About this Research Topic
Since Hill’s early muscle models were implemented over 50 years ago, computer modeling and simulation of muscle activity has been a well-studied topic that has significantly advanced injury prevention, pathology evaluation, treatment improvement for movement impairments, and assistive device design. However, only a few research groups have managed to generate and validate clinical predictions based on computational models. Obtaining new clinical success stories, which are cases in which the computational prediction of the treatment outcome is shown to be accurate, will serve to draw the attention of the medical community to this engineering tool and present it as a valid option to assist in the clinical treatment decision process. For this reason, the main goal of this Research Topic is to provide an exclusive collection of research and discussions aimed to enhance the current methodologies and techniques for developing neuromusculoskeletal models of diseases, injuries, diagnosis, rehabilitation, surgical interventions, and assistive aids. Our goal is to assemble a collection of cutting-edge communications, where the topics of interest include but are not limited to the following:
- Evaluation or prediction of disease impact, treatment or assistive device effects on muscle activity by using neuromusculoskeletal models
- EMG-driven neuromusculoskeletal modeling to control assistive or rehabilitation devices
- Advances in neuromusculoskeletal modeling to improve the accuracy and/or efficiency of muscle activity estimation
This Research Topic aims to attract Original Research, Methods, and Review papers from researchers in the field of neuromusculoskeletal modeling. We encourage the exchange of important research, instruction, ideas and information on all aspects of the rapidly expanding area of computer modeling and simulation to estimate muscle activity, with a particular focus on discussing the applications of these models for the evaluation of disease impact, diagnosis protocol, rehabilitation outcome, and surgical approaches.

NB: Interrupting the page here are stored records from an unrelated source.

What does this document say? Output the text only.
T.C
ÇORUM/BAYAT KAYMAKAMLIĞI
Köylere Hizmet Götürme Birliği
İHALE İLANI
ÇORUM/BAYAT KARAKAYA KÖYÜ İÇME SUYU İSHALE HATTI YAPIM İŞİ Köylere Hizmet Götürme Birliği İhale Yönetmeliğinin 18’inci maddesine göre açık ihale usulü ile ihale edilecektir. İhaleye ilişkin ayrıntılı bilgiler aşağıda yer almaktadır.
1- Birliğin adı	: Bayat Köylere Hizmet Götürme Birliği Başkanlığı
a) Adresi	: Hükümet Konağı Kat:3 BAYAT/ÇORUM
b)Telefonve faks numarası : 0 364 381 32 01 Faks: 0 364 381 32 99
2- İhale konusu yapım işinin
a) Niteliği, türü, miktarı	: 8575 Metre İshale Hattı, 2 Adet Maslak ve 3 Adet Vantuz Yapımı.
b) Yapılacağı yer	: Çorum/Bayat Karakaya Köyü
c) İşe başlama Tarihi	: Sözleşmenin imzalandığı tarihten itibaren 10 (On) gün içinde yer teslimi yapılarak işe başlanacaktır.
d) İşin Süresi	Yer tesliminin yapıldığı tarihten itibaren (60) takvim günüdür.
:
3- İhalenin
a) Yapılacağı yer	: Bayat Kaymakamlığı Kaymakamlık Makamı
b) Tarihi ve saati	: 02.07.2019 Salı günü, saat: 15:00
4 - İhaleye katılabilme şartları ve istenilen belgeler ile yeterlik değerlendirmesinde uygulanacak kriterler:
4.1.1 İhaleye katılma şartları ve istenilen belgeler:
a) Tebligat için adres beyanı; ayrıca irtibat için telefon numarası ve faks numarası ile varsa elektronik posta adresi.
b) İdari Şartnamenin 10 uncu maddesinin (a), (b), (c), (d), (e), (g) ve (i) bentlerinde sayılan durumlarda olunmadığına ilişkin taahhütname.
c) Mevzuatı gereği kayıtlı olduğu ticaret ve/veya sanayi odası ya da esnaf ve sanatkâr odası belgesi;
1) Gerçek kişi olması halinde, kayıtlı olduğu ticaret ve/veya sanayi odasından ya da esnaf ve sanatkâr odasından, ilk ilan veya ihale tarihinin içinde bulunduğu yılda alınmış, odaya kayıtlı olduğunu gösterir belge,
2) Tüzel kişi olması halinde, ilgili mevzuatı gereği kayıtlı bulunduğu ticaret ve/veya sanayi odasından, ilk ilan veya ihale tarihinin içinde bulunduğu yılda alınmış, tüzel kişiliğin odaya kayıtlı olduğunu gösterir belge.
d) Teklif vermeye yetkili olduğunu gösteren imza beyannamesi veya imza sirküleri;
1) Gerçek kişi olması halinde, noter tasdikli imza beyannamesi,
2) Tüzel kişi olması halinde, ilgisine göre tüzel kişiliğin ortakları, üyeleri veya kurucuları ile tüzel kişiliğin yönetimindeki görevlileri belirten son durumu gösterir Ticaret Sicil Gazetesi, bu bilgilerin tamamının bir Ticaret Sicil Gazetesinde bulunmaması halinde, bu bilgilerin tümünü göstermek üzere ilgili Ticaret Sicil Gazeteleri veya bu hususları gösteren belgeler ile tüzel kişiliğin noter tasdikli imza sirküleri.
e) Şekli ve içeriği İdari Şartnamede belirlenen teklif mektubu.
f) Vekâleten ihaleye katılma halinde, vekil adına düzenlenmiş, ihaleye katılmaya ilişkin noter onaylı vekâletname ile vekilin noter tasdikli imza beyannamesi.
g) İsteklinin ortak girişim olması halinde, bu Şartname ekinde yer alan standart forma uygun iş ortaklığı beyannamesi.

Keywords: neuromusculoskeletal modeling, muscle forces, central nervous system, EMG-driven, spinal cord injury, spine deformities, stroke, Parkinson's disease, ACL, osteotomy, prosthetics, orthotics, assistive devices
Important Note: All contributions to this Research Topic must be within the scope of the section and journal to which they are submitted, as defined in their mission statements. Frontiers reserves the right to guide an out-of-scope manuscript to a more suitable section or journal at any stage of peer review.